On March 4th, William Bolcom’s cabaret setting of Arnold Weinstein’s Long Lost Loves (And Grey Suede Gloves) was performed at the City Recital Hall. Mezzo-Soprano Anna Dowlsey and pianist Michael Curtain performed a selection of Weinstein’s writings, in what can only be called a tremendous performance marked by vocal talent and beautiful piano playing.
The songs retell the wake of George, a bohemian, kimono-clad opera fan whose many “long lost loves” come in and out of the production, their parts deftly sung by Dowsley’s wide vocal range.
She also plays George’s neighbour, the wake’s long-suffering MC.
Cabaret is one of those genres that has unfairly fallen by the musical wayside in recent years. It deserves more attention because it is an art form imbued with a broad range of emotions and profound characters. Long Lost Loves was a reaffirmation of the power of music to explore the full range of emotions.
Standouts included Places to Live, a 1979 observation of George’s penchant for travel, Love in the Thirties, a beautiful remembrance of George’s old-world manners, and a moment where a child, singing to his father, asks, “Daddy, why aren’t we communist?” Weinstein’s libretto was infused with the strange mixture of glamour and foreboding that marked him out as a cornerstone of the New York School. In Fur (Murray the Furrier) Weinstein’s lyrics juxtapose the elegance of a fur coat with the unavoidable health hazards for the overlooked worker who spent his life handling the materiel.
The music, too, was beautiful. Bolcom is certainly one of our best living composers and his jazzy compositions for voice and piano combined joy and pathos in equal measure. Curtain and Dowsley’s execution of the compositions were first-rate, and they got into the spirit of the material’s alternating comedy and sadness.
In a way, what made Long Lost Loves so interesting was its meta-theatricality. Dowsley’s MC both farewelled George and continued the great cabaret tradition of an MC running a performance. Similarly, the way that the songs were about a person in the music business, albeit one who never quite reached the heights of fame, was a true expression of cabaret’s painful, melancholic undercurrent, in the tradition of Sally Bowles. As traditional as it was, making it so that a single singer performed all the parts meant that there was a great originality. That same authenticity was proved again by having the production open with George already dead: the simmering underbelly of sadness in most cabaret shows gave way to an opportunity to explore a wide array of emotional responses to the death, which let the show bring on plenty of characters. In that way, too, one felt that one knew George.
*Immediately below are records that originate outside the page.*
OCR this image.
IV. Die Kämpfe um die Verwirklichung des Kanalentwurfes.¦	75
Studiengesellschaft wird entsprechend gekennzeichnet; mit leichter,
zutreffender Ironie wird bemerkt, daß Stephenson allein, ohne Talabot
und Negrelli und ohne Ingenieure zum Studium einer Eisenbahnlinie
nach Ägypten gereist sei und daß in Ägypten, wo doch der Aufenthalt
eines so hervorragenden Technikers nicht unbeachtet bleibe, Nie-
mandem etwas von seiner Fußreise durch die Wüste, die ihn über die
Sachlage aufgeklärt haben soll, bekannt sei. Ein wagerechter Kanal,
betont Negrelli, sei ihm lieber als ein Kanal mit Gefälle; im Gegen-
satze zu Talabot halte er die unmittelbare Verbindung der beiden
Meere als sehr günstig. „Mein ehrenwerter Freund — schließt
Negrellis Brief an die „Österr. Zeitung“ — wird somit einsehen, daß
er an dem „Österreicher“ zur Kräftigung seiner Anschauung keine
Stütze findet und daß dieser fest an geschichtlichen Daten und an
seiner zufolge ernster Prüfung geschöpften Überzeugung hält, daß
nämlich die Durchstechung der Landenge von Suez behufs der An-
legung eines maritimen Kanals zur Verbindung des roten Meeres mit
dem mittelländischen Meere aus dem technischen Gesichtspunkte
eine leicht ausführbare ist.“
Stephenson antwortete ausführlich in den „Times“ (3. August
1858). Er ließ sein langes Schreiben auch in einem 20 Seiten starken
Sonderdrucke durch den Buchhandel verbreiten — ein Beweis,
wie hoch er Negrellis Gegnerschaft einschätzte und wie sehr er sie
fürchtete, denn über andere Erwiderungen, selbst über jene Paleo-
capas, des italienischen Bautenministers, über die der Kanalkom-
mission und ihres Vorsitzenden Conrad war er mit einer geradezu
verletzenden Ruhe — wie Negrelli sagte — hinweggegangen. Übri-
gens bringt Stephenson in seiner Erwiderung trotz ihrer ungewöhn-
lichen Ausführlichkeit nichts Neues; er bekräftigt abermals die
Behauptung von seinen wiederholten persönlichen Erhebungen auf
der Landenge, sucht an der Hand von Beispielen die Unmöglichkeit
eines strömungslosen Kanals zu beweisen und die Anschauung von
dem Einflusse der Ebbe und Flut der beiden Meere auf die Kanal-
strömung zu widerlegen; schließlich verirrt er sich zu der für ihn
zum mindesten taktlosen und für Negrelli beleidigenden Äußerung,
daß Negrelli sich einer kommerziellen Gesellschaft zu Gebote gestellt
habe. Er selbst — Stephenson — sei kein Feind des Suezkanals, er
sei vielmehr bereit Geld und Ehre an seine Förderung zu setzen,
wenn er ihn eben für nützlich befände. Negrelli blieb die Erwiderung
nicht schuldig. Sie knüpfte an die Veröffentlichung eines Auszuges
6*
All in all, Long Lost Loves (And Grey Suede Gloves) was a fascinating evening of singing and piano. It renewed, as Dowsley said, the “power and the rawness” of cabaret: the incredible talent of her singing, and the virtuosity with which Michael Curtain played the piano deserved the encore and ovation at the end. It was an evening that reinforced the value of live vocal performances.